Он гикнул, пронзительно засвистал и, схватив огромный ком сухой земли, изо всех сил запустил его в реку. В воде что-то ахнуло, мирные лягушки в испуге посыпались в речку, плесень заколыхалась и расступилась во все стороны.

— Во как! — весело сказал Семен и обернулся к приятелю. — Ну... а ты чего молчишь?

— Нет... мне нельзя уйти... — прошептал Митрий.— Как я уйду... сам третей... Куда жена-то денется? А они-то?..

Он безнадежно махнул рукой, замолчал и, скорчившись, стал глядеть на реку, которая все бежала вперед и нашептывала тихонько о том, как скучно и тесно ей здесь и как хорошо там, далеко, где широко и вольно раскинулась зеленая степь, где гуляют на просторе бурливые синие волны.

VIII

А у Домны, между тем, тоже были свои волнения и тревоги. Ее давно уже беспокоила холодность к ней мужа, и она никак не могла взять в толк, отчего это происходит. По ее бабьим понятиям она была баба хоть куда, не хуже других, и свое бабье дело исполняла как должно. Работать работала, умела и хлебы испечь, и щи сварить, и пряла, и ткала, и детей рожала, — чего же еще нужно? У всех так, а ведь живут же другие бабы в ладу с мужьями. Вон Кирилл с Анисьей, — и женаты давно, и дети у них уже большие, а до сих пор душа в душу живут; иной раз поднимут между собою такую возню и грохотню, хоть святых вон выноси, точно молоденькие.

Отчего же у них с Митькой этого нет? Отчего Митька идолом на нее смотрит — не пошутит, не посмеется, не подойдет к ней никогда, словно она ему и не жена, а дерево какое-нибудь? Да хоть бы мужик-то был настоящий, а то глупый какой-то, пустой — «читатель», над которым походя все смеются, как над дурачком, и которого отец с утра до ночи бранит за лень и ротозейство. И вдруг этот ледащий мужичонка, который по-настоящему должен бы ценить такую жену, как Домна, не обращает на нее никакого внимания, дуется, молчит, а если и заговорит, то все попреками да укорами... обидно было это Домне! А тут еще и соседки стали поговаривать, да жалеть, до покачивать головами, — что это, Домнушка, аль у вас с мужем-то неладно?.. аль, Домнушка, муж-то тебя не любит?..

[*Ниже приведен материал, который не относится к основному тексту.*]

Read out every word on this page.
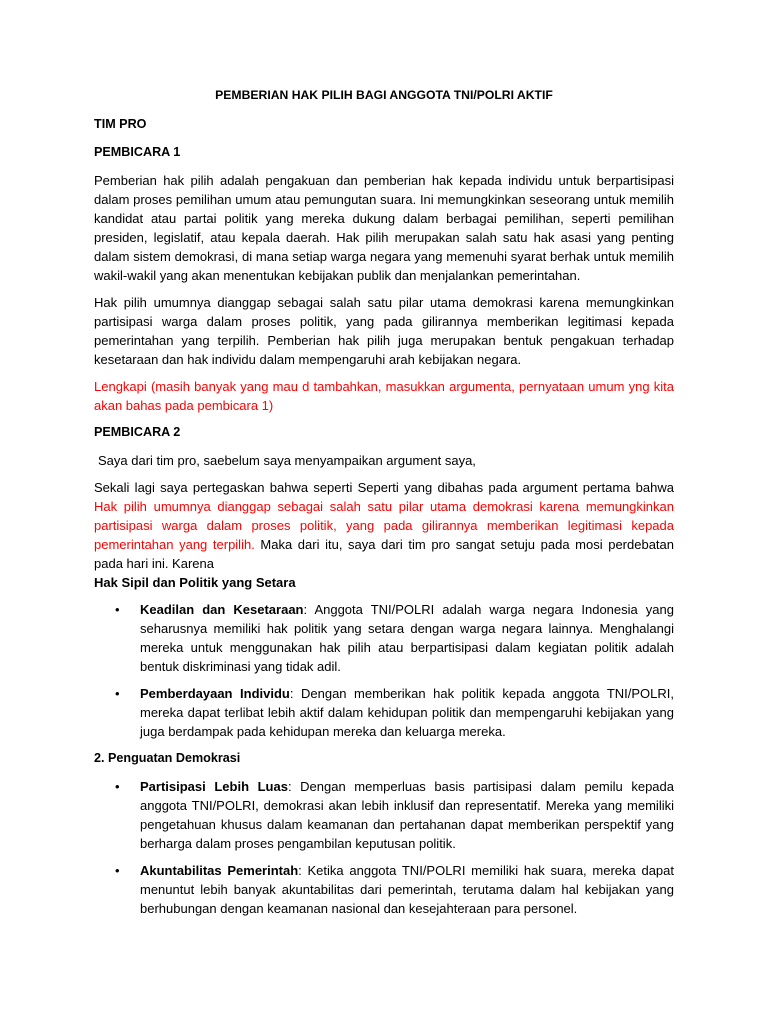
PEMBERIAN HAK PILIH BAGI ANGGOTA TNI/POLRI AKTIF
TIM PRO
PEMBICARA 1

Pemberian hak pilih adalah pengakuan dan pemberian hak kepada individu untuk berpartisipasi dalam proses pemilihan umum atau pemungutan suara. Ini memungkinkan seseorang untuk memilih kandidat atau partai politik yang mereka dukung dalam berbagai pemilihan, seperti pemilihan presiden, legislatif, atau kepala daerah. Hak pilih merupakan salah satu hak asasi yang penting dalam sistem demokrasi, di mana setiap warga negara yang memenuhi syarat berhak untuk memilih wakil-wakil yang akan menentukan kebijakan publik dan menjalankan pemerintahan.

Hak pilih umumnya dianggap sebagai salah satu pilar utama demokrasi karena memungkinkan partisipasi warga dalam proses politik, yang pada gilirannya memberikan legitimasi kepada pemerintahan yang terpilih. Pemberian hak pilih juga merupakan bentuk pengakuan terhadap kesetaraan dan hak individu dalam mempengaruhi arah kebijakan negara.

Lengkapi (masih banyak yang mau d tambahkan, masukkan argumenta, pernyataan umum yng kita akan bahas pada pembicara 1)

PEMBICARA 2

Saya dari tim pro, saebelum saya menyampaikan argument saya,

Sekali lagi saya pertegaskan bahwa seperti Seperti yang dibahas pada argument pertama bahwa Hak pilih umumnya dianggap sebagai salah satu pilar utama demokrasi karena memungkinkan partisipasi warga dalam proses politik, yang pada gilirannya memberikan legitimasi kepada pemerintahan yang terpilih. Maka dari itu, saya dari tim pro sangat setuju pada mosi perdebatan pada hari ini. Karena
Hak Sipil dan Politik yang Setara

• Keadilan dan Kesetaraan: Anggota TNI/POLRI adalah warga negara Indonesia yang seharusnya memiliki hak politik yang setara dengan warga negara lainnya. Menghalangi mereka untuk menggunakan hak pilih atau berpartisipasi dalam kegiatan politik adalah bentuk diskriminasi yang tidak adil.
• Pemberdayaan Individu: Dengan memberikan hak politik kepada anggota TNI/POLRI, mereka dapat terlibat lebih aktif dalam kehidupan politik dan mempengaruhi kebijakan yang juga berdampak pada kehidupan mereka dan keluarga mereka.
2. Penguatan Demokrasi
• Partisipasi Lebih Luas: Dengan memperluas basis partisipasi dalam pemilu kepada anggota TNI/POLRI, demokrasi akan lebih inklusif dan representatif. Mereka yang memiliki pengetahuan khusus dalam keamanan dan pertahanan dapat memberikan perspektif yang berharga dalam proses pengambilan keputusan politik.
• Akuntabilitas Pemerintah: Ketika anggota TNI/POLRI memiliki hak suara, mereka dapat menuntut lebih banyak akuntabilitas dari pemerintah, terutama dalam hal kebijakan yang berhubungan dengan keamanan nasional dan kesejahteraan para personel.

Слушая эти намеки, Домна мучилась и злилась; досадно и завидно было ей глядеть на чужое счастье, зло брало на соседок, на Митьку-дурака, на свою несчастную долю, а придумать ничего она не могла, да и думать не умела... И вот в одну из особенно горьких минут, когда Кирюха привез из города Анисье кумачу на сарафан и Анисья прибежала к Домне в клеть похвастаться подарком, Домне пришло в голову, что и вправду, должно быть, Митрий ее не любит... а коли не любит, так, наверное, у него «какая-нибудь» есть... Ревность и злость запылали в уязвленном сердце Домны, она принялась подсматривать за Митюхой, перебрала всех деревенских баб и девок и даже выследила Митрия, когда он ходил под ракиту.